One thing the resort lodge and cabins had had in abundance were goggles and other ski gear, gloves that pulled way up over jacket sleeves, fabric masks. Equipment designed to repel snow could not be proof against a sea of nanos, of course, but today it was especially crucial to delay and minimize infections.
They had never gone more than three hours before feeling the machines inside them, at which point they’d always started back for safe altitude if they weren’t already climbing.
Today, by that time, they would still be descending.
According to their topography map, the other peak was seven and a half miles due north, down and across and up— and it would be impossible to zip straight over. The roads in the great valley ran mostly west and east, and Cam had estimated that a man on foot would total twelve miles or more as he switchbacked up and down the steepest slopes, avoiding cliffs and hard terrain.
He tightened his gogs and glanced toward the low, oncoming clouds. He wondered again why storms hadn’t washed the world clean, at least the mountain areas. Common sense suggested that rain and snow would press the nanos to the ground, then carry them downhill. Sawyer said he didn’t understand the rule of scale. Nanos weren’t little people. Airborne particles of that size barely noticed the finest drizzle or the thickest blizzard, and gusts of wind and the impact of a storm’s first raindrops would stir up pockets of grounded nanos. Bad weather probably swept
away a good percentage of the invisible machines, yet brought just as many or even more up from the lowlands.

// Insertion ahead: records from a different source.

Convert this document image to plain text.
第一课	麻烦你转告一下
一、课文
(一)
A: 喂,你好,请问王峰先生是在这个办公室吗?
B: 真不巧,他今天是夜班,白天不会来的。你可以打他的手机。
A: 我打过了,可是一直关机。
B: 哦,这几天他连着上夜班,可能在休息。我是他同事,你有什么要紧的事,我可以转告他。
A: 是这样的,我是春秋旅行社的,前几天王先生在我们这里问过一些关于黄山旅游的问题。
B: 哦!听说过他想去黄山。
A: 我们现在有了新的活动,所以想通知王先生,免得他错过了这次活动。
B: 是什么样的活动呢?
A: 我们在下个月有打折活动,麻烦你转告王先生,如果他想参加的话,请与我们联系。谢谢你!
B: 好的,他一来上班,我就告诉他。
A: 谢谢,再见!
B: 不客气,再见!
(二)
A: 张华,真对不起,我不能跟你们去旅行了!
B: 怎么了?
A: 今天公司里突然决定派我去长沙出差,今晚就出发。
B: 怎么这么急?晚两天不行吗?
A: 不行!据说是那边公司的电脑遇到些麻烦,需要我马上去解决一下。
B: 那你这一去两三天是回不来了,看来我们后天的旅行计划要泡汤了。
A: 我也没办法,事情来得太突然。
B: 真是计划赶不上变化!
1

“Wait.” Erin laid her hand on Cam’s hip. She’d set her goggles on her forehead and her eyes were a rich violet in the gloom. Several loose strands of her hair, flagging on the breeze, reached out from her hood to Cam’s face as she stepped close. Her smile felt funny when she kissed him.
She was warmth and softness. He moved his hand up under her jacket but was frustrated by its tight fit, and ran his palm down to her crotch instead. She rocked her hips forward to increase the pressure.
All around them, fifteen other human beings were engaged in similar embraces or slugging water from canteens or urinating there on the dirt. Keene had squatted down in a last attempt to move his bowels. After crossing the barrier, they’d keep their armor shut regardless of the body’s needs. No one wanted the nanos inside their clothing, exposing any cuts or bug bites.
In a way, this was farewell. There wouldn’t be another chance to feel bare skin until they reached the other side.
Cam wanted to say I love you, but it wasn’t true. Need was a more honest word. There had been times when taking care of Erin had been the only thing that kept him going.
He said the words anyway, like a prayer. “Love you.”
“Yes.” Her smile broadened so much that the corners of her eyes crinkled. A real smile. “I love you too.”
Then she went to Sawyer, glancing back over one shoulder. But her smile had become that crooked little smirk again and Cam pretended to look elsewhere. He watched her gesture silently, watched Sawyer push his face open, goggles up, mask down. His friend had quit shaving the day after Hollywood came and seemed like someone else now with a patchy beard rounding his long face.
Cam wished he’d gotten the last kiss. Didn’t everyone save their favorite for last?
He turned uphill, thinking that the stay-behinds would have come to the top of the drainage to watch them go. Yet he saw nothing, no movement anywhere except a fleeting dust devil and one quick arrow of a bird.